NVIDIA AI Cluster Runtime

Type: Tool Tags: NVIDIA, AI Cluster Runtime, AICR, Kubernetes, GPU Operator, validated stack, runtime recipe, AI cloud Related: NVIDIA-Cloud-Accelerator-NCX, NVIDIA-GPU-Operator, NVIDIA-Network-Operator, NVIDIA-Cloud-Native-Technologies, NVIDIA-Run-ai, NVIDIA-NVSentinel, NVIDIA-Project-GPUd Sources: https://docs.nvidia.com/ncx/index.html; https://github.com/NVIDIA/aicr Last Updated: 2026-04-29

Summary

NVIDIA AI Cluster Runtime (AICR) is an open NVIDIA project for reproducible GPU-accelerated Kubernetes cluster runtime recipes. NCX describes it as a canonical, continuously validated definition of the NVIDIA-accelerated Kubernetes runtime. The public repository explains that AICR captures known-good combinations of drivers, operators, kernels, and system configurations and publishes them as version-locked recipes for Helm, Argo CD, and other deployment frameworks.

Detail

AICR addresses a practical AI infrastructure problem: GPU Kubernetes clusters fail in subtle ways when kernel versions, drivers, container runtimes, Kubernetes versions, and operators drift out of validated combinations. AICR packages those combinations into recipes so operators can generate, query, and validate consistent deployments.

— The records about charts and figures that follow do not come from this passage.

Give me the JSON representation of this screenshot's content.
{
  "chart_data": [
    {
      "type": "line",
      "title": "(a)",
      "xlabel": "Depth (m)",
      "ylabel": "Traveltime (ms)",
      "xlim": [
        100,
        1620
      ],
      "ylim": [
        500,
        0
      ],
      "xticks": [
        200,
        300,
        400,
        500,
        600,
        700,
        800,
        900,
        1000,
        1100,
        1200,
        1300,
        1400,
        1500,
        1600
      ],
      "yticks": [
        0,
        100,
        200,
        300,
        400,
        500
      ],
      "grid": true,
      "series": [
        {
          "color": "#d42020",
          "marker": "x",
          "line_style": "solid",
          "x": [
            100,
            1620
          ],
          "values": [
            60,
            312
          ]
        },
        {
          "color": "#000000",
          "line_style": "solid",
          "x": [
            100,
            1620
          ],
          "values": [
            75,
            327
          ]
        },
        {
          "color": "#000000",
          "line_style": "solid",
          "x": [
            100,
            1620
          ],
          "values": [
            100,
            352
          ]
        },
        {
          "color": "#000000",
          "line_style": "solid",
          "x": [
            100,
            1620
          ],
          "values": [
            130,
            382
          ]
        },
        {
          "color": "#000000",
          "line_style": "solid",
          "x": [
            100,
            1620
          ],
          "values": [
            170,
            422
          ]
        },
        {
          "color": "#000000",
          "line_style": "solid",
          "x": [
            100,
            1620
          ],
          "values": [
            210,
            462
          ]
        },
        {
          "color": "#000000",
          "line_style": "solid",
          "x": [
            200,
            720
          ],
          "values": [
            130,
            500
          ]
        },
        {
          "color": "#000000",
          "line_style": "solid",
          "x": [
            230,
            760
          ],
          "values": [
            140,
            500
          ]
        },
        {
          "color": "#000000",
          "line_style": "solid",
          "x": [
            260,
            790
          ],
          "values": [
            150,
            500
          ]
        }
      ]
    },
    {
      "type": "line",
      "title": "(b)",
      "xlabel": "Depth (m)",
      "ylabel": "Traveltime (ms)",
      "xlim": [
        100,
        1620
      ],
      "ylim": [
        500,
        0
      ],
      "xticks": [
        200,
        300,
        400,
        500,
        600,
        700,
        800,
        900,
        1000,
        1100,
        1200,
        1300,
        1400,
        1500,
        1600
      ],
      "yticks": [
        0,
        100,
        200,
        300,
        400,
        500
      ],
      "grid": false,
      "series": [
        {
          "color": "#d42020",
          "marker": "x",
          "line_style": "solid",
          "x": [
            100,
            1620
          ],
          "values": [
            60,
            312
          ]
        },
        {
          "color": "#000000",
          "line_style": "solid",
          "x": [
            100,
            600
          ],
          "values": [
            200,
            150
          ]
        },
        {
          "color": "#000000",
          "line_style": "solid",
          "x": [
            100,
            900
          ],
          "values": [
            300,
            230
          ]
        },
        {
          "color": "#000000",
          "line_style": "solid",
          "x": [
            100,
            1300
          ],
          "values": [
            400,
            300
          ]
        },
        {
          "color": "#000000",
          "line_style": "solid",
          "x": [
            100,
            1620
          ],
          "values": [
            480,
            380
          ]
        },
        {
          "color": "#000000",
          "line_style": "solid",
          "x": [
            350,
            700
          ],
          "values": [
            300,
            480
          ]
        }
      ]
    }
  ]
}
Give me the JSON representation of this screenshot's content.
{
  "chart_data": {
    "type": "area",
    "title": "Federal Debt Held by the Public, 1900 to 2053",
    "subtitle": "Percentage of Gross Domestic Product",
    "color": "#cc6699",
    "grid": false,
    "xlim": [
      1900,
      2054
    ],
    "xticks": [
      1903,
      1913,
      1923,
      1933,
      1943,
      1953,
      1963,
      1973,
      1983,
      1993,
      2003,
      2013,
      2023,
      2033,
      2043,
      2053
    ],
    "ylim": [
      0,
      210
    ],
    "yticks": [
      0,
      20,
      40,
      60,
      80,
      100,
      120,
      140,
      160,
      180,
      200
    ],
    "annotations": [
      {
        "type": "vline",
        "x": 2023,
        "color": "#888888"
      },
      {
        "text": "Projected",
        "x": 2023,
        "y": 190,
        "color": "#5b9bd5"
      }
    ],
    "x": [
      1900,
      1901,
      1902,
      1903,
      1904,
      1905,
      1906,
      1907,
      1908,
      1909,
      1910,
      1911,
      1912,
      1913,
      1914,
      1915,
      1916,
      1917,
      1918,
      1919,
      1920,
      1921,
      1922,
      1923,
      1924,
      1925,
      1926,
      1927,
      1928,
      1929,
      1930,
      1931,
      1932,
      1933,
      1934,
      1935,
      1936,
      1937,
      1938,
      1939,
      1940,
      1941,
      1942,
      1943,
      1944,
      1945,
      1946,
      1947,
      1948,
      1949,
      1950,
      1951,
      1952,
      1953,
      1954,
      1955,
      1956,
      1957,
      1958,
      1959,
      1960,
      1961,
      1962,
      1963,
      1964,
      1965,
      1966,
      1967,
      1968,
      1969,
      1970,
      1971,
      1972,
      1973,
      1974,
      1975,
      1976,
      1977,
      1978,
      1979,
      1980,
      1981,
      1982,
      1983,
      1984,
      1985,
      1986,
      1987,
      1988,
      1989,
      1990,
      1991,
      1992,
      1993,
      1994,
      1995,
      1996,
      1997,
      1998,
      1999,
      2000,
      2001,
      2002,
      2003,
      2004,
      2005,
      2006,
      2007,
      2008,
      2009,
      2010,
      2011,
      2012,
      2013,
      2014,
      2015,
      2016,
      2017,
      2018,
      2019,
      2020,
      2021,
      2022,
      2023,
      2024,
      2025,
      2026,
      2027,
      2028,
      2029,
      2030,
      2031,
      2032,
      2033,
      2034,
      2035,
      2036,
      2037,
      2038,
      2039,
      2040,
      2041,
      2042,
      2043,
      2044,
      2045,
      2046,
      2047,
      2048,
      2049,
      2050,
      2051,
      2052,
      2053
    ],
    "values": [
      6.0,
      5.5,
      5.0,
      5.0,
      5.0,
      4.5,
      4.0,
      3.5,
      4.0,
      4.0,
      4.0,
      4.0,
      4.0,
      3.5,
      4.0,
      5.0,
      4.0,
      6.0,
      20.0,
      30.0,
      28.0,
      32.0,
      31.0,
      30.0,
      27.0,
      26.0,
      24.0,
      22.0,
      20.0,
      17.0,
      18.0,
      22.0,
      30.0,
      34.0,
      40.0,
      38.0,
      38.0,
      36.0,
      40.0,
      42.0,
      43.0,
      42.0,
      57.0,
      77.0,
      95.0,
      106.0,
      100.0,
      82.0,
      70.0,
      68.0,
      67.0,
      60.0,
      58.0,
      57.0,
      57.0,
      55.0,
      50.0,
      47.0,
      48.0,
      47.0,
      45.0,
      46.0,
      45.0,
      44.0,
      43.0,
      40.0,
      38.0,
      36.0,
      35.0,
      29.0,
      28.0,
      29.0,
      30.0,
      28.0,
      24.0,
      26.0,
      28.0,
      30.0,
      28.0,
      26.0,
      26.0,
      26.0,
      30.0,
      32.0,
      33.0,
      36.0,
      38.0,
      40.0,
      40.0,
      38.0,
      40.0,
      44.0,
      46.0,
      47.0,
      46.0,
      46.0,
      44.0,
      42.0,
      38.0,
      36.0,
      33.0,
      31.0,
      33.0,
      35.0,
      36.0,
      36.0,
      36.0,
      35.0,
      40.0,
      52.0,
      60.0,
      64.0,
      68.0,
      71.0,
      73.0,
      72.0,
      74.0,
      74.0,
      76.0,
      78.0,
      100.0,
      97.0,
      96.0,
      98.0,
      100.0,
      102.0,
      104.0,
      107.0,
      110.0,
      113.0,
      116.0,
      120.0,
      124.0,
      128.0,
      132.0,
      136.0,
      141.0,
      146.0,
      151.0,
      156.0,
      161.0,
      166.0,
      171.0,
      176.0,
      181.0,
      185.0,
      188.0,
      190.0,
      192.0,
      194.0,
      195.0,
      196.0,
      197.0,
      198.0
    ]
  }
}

The public README describes AICR recipes as optimized for specific hardware, cloud, OS, and workload intent; validated through automated constraint and compatibility checks; and reproducible from the same inputs. Example workflows include taking a cluster snapshot, generating a recipe for service/accelerator/OS/intent/platform combinations, querying hydrated configuration values, and validating a recipe against a snapshot.

Connections

Source Excerpts

  • “AI Cluster Runtime provides a canonical, continuously validated definition.”
  • “captures known-good combinations of drivers, operators, kernels, and system configurations”